Ujjivan Small Finance Bank (SFB) foresees an increase in its credit cost ratio to 1.4-1.5% in FY25 from under 1% in FY24, as per MD & CEO Ittira Davis. This rise is attributed to the maturing loan book and normalized slippages, coupled with external factors like loan waiver campaigns in specific regions of North India, leading to incremental Portfolio at Risk (PAR) during H2FY24.
To address these challenges, the bank has intensified collection efforts and legal initiatives while enhancing portfolio monitoring through field credit capacity strengthening. Despite these challenges, Ujjivan SFB maintains a gross non-performing asset (NPA) ratio of 2.1% and a net NPA ratio of 0.3% as of Q4FY24.
The bank aims for a 25% growth in its loan book in FY25, targeting Rs 29,780 crore, with unsecured segments comprising 65% and secured segments making up the remaining 35%. Product diversification is a key strategy, focusing on offering additional products to existing microfinance customers.
In terms of deposits, Ujjivan SFB plans to align deposit growth with advances growth while gradually increasing the low-cost current account and savings account (CASA) ratio to 30% from 26.5% in FY24. The net interest margin (NIM) is anticipated to remain stable at 9% in FY25 without any immediate need to raise deposit rates.

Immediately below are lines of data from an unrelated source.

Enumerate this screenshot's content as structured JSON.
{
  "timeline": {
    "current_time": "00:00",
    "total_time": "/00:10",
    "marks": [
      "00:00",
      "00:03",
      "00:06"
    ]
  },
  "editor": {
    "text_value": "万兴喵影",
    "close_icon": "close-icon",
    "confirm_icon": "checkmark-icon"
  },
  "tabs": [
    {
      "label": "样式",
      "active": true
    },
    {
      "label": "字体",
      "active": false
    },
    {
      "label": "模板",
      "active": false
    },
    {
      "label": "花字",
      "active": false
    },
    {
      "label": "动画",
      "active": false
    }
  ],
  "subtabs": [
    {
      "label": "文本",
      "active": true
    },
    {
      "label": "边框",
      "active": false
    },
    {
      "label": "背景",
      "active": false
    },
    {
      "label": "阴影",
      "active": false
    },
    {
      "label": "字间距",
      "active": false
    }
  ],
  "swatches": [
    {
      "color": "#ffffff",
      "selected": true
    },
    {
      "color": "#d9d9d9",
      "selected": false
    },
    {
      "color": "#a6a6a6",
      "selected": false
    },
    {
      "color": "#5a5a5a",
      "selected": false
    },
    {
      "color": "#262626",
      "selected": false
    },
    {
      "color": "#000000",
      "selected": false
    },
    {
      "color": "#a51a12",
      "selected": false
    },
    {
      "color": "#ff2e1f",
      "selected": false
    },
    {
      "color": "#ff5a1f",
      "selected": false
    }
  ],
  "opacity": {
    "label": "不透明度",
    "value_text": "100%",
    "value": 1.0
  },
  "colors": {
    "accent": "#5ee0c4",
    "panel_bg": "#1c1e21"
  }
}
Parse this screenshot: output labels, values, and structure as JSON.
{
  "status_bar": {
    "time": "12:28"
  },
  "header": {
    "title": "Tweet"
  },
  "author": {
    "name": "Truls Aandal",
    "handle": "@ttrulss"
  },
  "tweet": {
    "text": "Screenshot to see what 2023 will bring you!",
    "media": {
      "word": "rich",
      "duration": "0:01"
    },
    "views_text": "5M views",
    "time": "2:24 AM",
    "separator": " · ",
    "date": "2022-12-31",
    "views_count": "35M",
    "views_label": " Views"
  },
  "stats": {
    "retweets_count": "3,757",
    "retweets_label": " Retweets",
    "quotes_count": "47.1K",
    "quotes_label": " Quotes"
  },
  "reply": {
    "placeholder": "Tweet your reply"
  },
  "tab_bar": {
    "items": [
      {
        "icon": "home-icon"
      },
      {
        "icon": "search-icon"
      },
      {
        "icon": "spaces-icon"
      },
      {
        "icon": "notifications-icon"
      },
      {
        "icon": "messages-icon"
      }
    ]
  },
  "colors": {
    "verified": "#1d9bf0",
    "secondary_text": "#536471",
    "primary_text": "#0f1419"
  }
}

Furthermore, Ujjivan SFB’s board will consider applying for a universal bank license this fiscal, as per RBI regulations allowing SFBs to do so after five years of operations. While the bank qualifies based on parameters, the decision will be carefully considered in the coming quarters. Ittira Davis will transition out of the MD & CEO role in January 2025, with Sanjeev Nautiyal set to take over. Davis will continue to serve as an advisor to the board for a few months after his exit.